L'environnement proposé pour le mémorial grandeur nature est l'île Sainte-Hélène, à Montréal, près de la station de métro Jean-Drapeau. 

Le monument, d'une hauteur de 10 mètres, est constitué de deux sections. Un tuyau en acier inoxydable émerge du sol : c'est là voix de Rachel Carson. Cette voix est rejointe par de plus en plus de voix : les six autres tuyaux. Ensemble ils forment un instrument qui chante au gré du vent.

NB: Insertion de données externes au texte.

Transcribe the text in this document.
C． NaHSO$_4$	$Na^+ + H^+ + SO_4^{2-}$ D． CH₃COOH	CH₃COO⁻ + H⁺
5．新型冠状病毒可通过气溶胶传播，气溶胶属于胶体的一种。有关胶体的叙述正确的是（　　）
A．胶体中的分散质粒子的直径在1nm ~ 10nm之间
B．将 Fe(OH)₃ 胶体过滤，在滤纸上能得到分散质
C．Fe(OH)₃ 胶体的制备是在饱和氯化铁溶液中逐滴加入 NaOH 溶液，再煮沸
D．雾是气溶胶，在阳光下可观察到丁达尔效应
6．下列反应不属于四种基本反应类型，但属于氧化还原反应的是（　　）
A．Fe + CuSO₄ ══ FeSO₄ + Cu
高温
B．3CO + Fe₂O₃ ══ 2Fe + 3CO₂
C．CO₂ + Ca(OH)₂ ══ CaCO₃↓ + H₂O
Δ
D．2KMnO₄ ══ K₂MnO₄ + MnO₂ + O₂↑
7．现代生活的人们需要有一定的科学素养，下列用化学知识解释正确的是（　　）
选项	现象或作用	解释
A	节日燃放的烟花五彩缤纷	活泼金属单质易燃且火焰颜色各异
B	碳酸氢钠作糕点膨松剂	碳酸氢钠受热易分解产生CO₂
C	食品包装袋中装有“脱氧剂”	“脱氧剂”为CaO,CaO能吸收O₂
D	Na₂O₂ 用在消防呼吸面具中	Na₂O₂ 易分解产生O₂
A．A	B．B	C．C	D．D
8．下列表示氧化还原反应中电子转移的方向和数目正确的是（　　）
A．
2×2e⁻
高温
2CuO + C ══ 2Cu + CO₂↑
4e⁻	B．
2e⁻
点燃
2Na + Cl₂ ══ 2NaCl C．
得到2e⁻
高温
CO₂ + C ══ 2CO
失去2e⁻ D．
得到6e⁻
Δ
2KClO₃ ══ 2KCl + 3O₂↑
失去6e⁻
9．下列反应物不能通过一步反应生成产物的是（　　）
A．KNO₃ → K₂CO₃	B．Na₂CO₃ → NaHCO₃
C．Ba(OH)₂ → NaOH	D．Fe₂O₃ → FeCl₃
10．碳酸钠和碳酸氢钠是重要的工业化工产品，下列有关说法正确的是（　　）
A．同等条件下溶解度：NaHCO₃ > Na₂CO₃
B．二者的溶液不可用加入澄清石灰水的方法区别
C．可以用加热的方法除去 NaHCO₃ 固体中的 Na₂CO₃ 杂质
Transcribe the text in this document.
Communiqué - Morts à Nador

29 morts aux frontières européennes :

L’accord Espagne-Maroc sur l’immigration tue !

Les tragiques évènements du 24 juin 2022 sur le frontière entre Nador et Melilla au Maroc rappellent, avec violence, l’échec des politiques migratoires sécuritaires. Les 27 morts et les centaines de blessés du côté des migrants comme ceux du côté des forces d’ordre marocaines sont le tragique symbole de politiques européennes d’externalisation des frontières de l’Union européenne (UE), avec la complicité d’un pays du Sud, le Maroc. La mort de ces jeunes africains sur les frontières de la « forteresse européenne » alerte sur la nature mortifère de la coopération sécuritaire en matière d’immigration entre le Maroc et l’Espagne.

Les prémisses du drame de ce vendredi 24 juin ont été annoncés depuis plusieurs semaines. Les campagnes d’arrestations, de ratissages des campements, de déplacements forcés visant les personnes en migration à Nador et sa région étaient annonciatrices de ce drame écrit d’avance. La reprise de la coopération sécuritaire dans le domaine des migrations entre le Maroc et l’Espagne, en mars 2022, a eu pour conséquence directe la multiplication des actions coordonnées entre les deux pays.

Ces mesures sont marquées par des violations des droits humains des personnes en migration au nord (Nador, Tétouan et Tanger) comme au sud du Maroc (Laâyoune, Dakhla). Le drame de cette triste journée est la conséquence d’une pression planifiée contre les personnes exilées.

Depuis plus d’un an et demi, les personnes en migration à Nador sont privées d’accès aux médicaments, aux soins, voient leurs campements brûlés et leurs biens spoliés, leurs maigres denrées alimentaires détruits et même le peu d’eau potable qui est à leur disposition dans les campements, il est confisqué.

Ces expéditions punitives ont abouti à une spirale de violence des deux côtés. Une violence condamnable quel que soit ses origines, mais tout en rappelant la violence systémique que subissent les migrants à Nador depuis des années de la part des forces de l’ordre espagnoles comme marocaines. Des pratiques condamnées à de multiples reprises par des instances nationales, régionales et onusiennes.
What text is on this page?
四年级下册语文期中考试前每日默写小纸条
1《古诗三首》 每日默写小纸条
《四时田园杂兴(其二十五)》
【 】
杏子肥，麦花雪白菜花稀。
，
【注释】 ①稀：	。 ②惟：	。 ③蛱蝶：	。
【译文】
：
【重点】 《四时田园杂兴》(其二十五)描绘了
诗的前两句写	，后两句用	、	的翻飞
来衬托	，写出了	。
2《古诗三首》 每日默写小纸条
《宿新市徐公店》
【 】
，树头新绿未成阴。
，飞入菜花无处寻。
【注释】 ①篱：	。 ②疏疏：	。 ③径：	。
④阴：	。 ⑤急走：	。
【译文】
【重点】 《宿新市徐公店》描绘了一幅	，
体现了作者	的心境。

Ce sont ces milliers de voix que la biologiste a inspirée et inspire encore à parler au nom de la biodiversité. La seconde partie est la tornade d'acier, représentant la tempête des contestataires. Cette dernière sera, avec le temps, envahi par la nature, car du lierre de Boston (Parthenocissus tricuspidata) a été planté à la base. Cette plante grimpante a comme propriété de s'accrocher à un support et de le longer pendant sa croissance, conservant ainsi la forme originale de la tornade du mémorial. De plus, le lierre de Boston est très apprécié des petits oiseaux, qui y trouvent abri et nourriture.

La sculpture-maquette a été fabriquée par procédés manuels.

Matériaux
Pin rouge récupéré, cerisier brésilien récupéré, tôle à mécanique récupérée.
 
Dimensions
Largeur 27 cm, profondeur 14 cm, hauteur 41 cm.